US mengatakan kakaknya bekerja sebagai driver ojek online dan kerap bersosialisasi dengan warga sekitar.

"Di masyarakat kalau ada orang meninggal ya datang, kalau ada acara kenduri juga datang. Kalau kerja bakti itu ya kadang nggak datang, kadang ya itu ya, kalau ojol itu kan nggak bisa diprediksi gitu," ungkapnya.

US mengaku tidak mengetahui apakah kakaknya ikut kegiatan organisasi. "Harapan saya untuk Mas Agus ya berubahlah itu ya, jangan tertutup atau gimana. Itu kan ya ibaratnya seperti biasa, kan kita nggak tahu kalau yang di dalamnya itu nglakuin apa aja kita kan nggak tahu," ujarnya.

"Terus ya mengingat ibu dan kondisi ekonomi ibu, gimana di rumah," imbuhnya.

Mengenai penemuan bahan peledak dan dua bom rakitan penggeledahan oleh tim Densus 88 seusai menggeledah rumahnya kemarin, US mengaku tak pernah melihat barang-barang itu di rumah.

"Saya nggak tahu semuanya. Itu kan kamarnya di depan, jadi sekeluarga itu jarang masuk ke kamar Mas Agus. Jadi nggak tahu sama sekali," pungkasnya.

Diberitakan sebelumnya, Densus 88 Antiteror Polri menangkap terduga teroris di Padukuhan Jetis Jogopaten, Pandowoharjo, Sleman, Minggu (22/1). Kabid Humas Polda DIY Kombes Yuliyanto saat dimintai konfirmasi membenarkan adanya penangkapan terduga teroris.

"Kami dari Polda DIY membantu pengamanan saat penangkapan terduga teroris yang dilakukan oleh Densus 88. Ini adalah keberhasilan pencegahan yang dilakukan Polri sebelum terduga melakukan aksinya," kata Yuli, Minggu (22/1).
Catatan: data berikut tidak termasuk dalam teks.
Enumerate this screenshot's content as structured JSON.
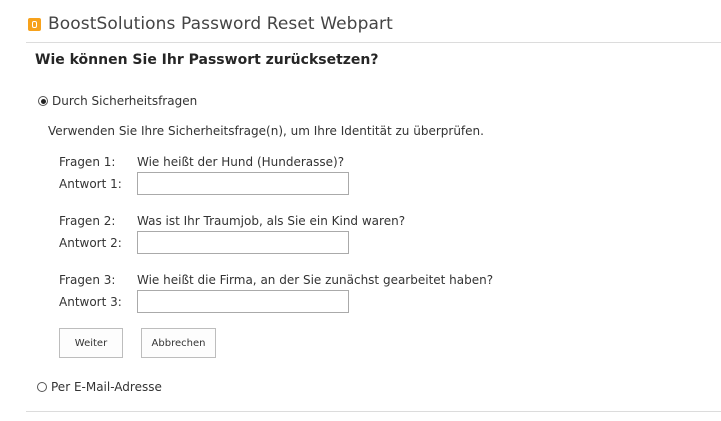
{
  "header": {
    "title": "BoostSolutions Password Reset Webpart",
    "logo_icon": "boostsolutions-logo-icon",
    "logo_color": "#f7a21c"
  },
  "section": {
    "title": "Wie können Sie Ihr Passwort zurücksetzen?"
  },
  "options": {
    "security_questions": {
      "label": "Durch Sicherheitsfragen",
      "selected": true
    },
    "email": {
      "label": "Per E-Mail-Adresse",
      "selected": false
    }
  },
  "instruction": "Verwenden Sie Ihre Sicherheitsfrage(n), um Ihre Identität zu überprüfen.",
  "questions": [
    {
      "question_label": "Fragen 1:",
      "question_text": "Wie heißt der Hund (Hunderasse)?",
      "answer_label": "Antwort 1:",
      "answer_value": ""
    },
    {
      "question_label": "Fragen 2:",
      "question_text": "Was ist Ihr Traumjob, als Sie ein Kind waren?",
      "answer_label": "Antwort 2:",
      "answer_value": ""
    },
    {
      "question_label": "Fragen 3:",
      "question_text": "Wie heißt die Firma, an der Sie zunächst gearbeitet haben?",
      "answer_label": "Antwort 3:",
      "answer_value": ""
    }
  ],
  "buttons": {
    "next_label": "Weiter",
    "cancel_label": "Abbrechen"
  }
}
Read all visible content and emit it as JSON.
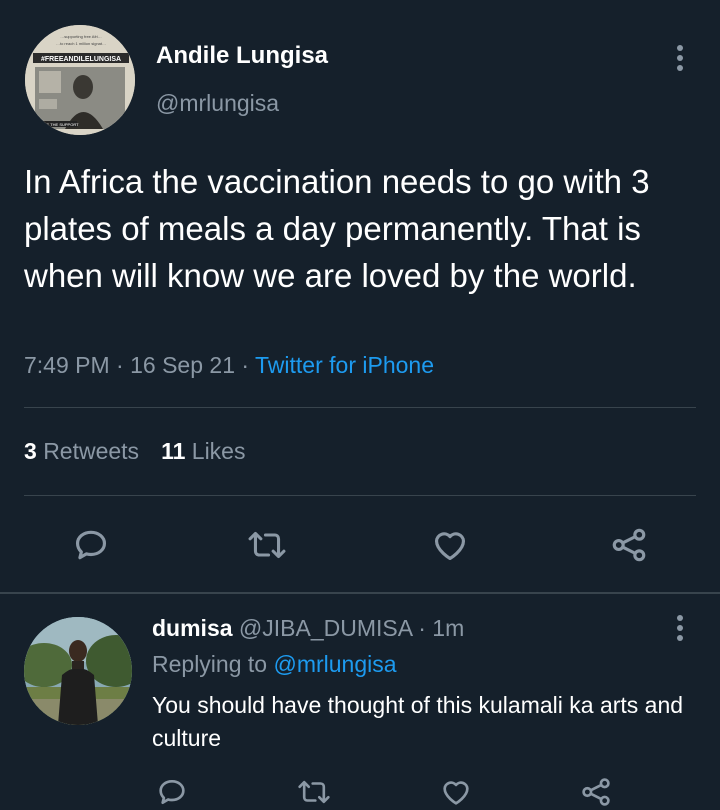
{
  "main_tweet": {
    "author_name": "Andile Lungisa",
    "author_handle": "@mrlungisa",
    "avatar_poster": {
      "headline": "#FREEANDILELUNGISA",
      "top_line": "…supporting free Afri… …to reach 1 million signat…",
      "bottom_line": "SHARE THE SUPPORT"
    },
    "text": "In Africa the vaccination needs to go with 3 plates of meals a day permanently. That is when will know we are loved by the world.",
    "time": "7:49 PM",
    "date": "16 Sep 21",
    "source": "Twitter for iPhone",
    "retweets_count": "3",
    "retweets_label": "Retweets",
    "likes_count": "11",
    "likes_label": "Likes",
    "actions": [
      "reply-icon",
      "retweet-icon",
      "like-icon",
      "share-icon"
    ]
  },
  "reply": {
    "author_name": "dumisa",
    "author_handle": "@JIBA_DUMISA",
    "time": "1m",
    "replying_label": "Replying to",
    "replying_mention": "@mrlungisa",
    "text": "You should have thought of this kulamali ka arts and culture",
    "actions": [
      "reply-icon",
      "retweet-icon",
      "like-icon",
      "share-icon"
    ]
  },
  "colors": {
    "background": "#15202b",
    "text_primary": "#ffffff",
    "text_secondary": "#8b98a5",
    "accent": "#1d9bf0",
    "divider": "#38444d"
  }
}
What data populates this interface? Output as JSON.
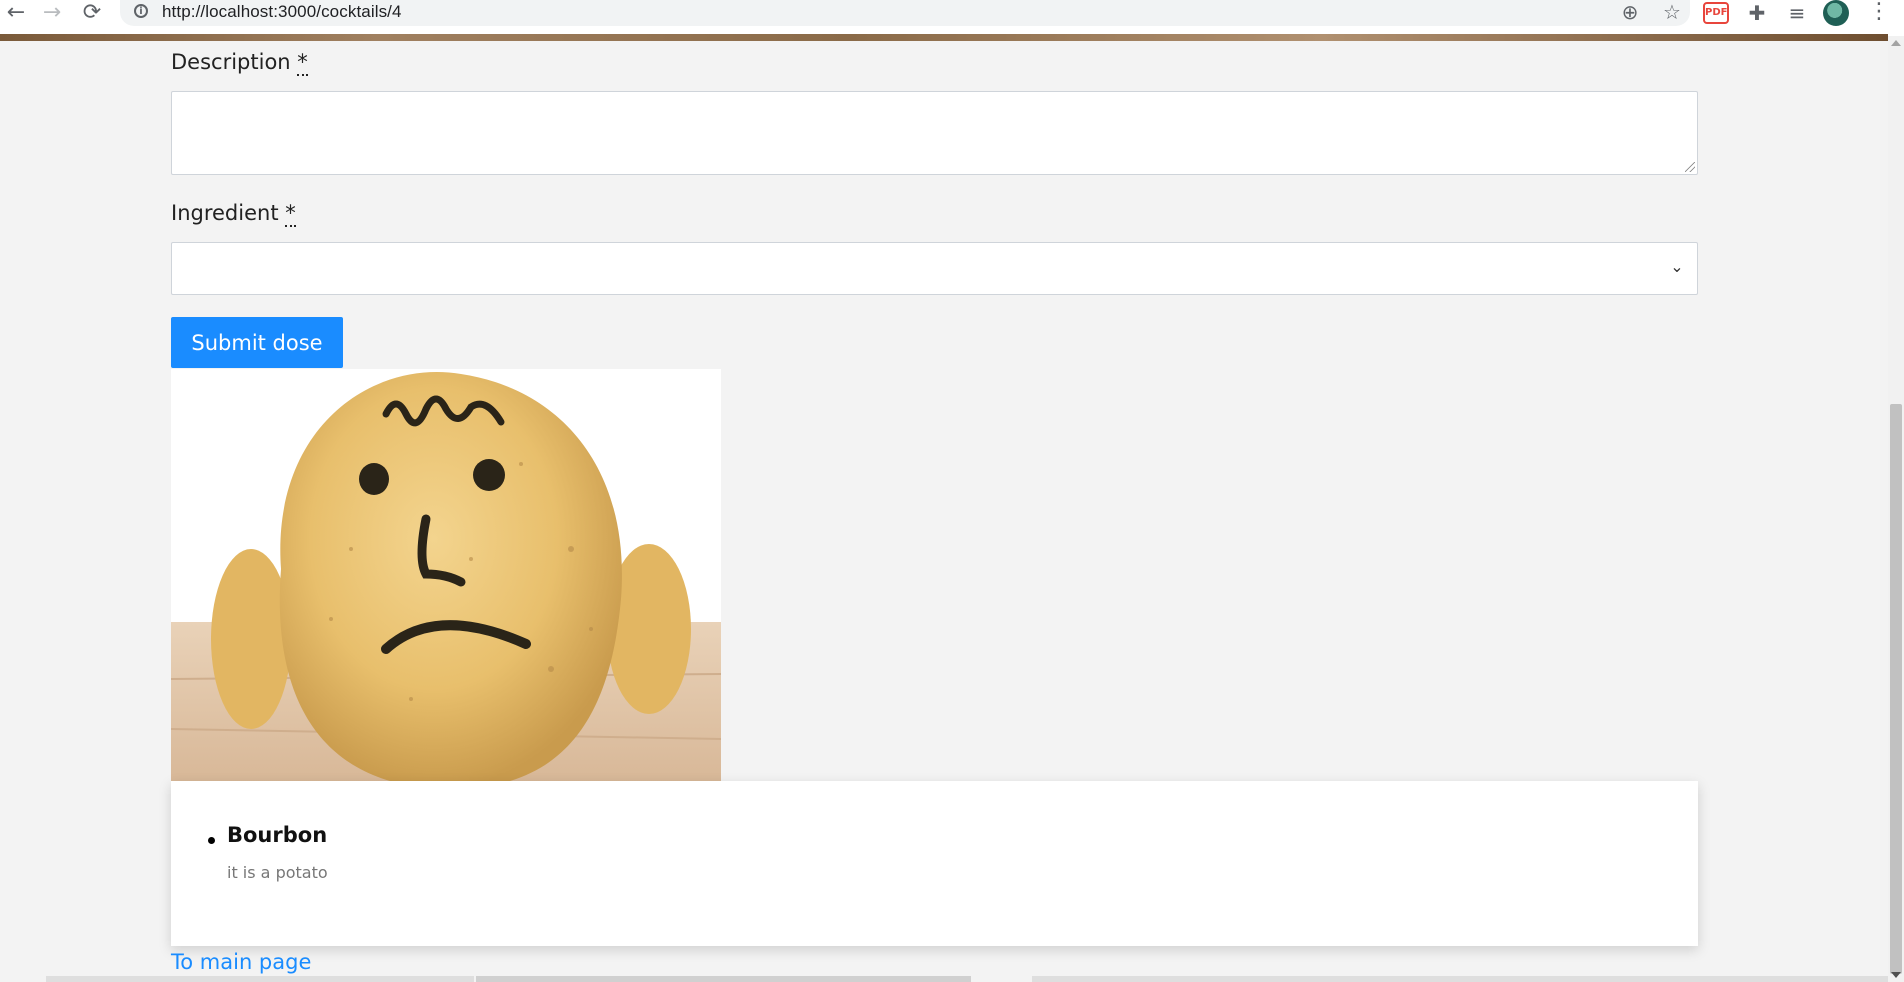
{
  "browser": {
    "back_glyph": "←",
    "forward_glyph": "→",
    "reload_glyph": "⟳",
    "info_glyph": "i",
    "url": "http://localhost:3000/cocktails/4",
    "zoom_glyph": "⊕",
    "star_glyph": "☆",
    "extensions_glyph": "✚",
    "media_glyph": "≡",
    "menu_glyph": "⋮",
    "pdf_ext_glyph": "PDF",
    "icons": [
      "back-icon",
      "forward-icon",
      "reload-icon",
      "info-icon",
      "zoom-icon",
      "bookmark-star-icon",
      "pdf-extension-icon",
      "puzzle-extensions-icon",
      "media-queue-icon",
      "profile-avatar",
      "kebab-menu-icon"
    ]
  },
  "form": {
    "description_label": "Description",
    "description_required_mark": "*",
    "description_value": "",
    "ingredient_label": "Ingredient",
    "ingredient_required_mark": "*",
    "ingredient_selected": "",
    "select_caret_glyph": "⌄",
    "submit_label": "Submit dose"
  },
  "doses": [
    {
      "ingredient": "Bourbon",
      "description": "it is a potato"
    }
  ],
  "footer": {
    "main_page_link": "To main page"
  },
  "colors": {
    "accent": "#1a8cff",
    "page_bg": "#f3f3f3",
    "card_bg": "#ffffff"
  }
}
Kapolresta Sleman Kombes Aris Supriyono juga mengatakan pihaknya hanya membantu mengamankan kegiatan Densus di lokasi kejadian.

"Kami Polreseta Sleman beserta jajaran Polda DIY membantu melakukan pengamanan terkait kegiatan Densus 88," kata Aris, kemarin.



Simak Video "Bocah 8 Tahun di Semarang Jadi Korban Penculikan"
[Gambas:Video 20detik]
(dil/rih)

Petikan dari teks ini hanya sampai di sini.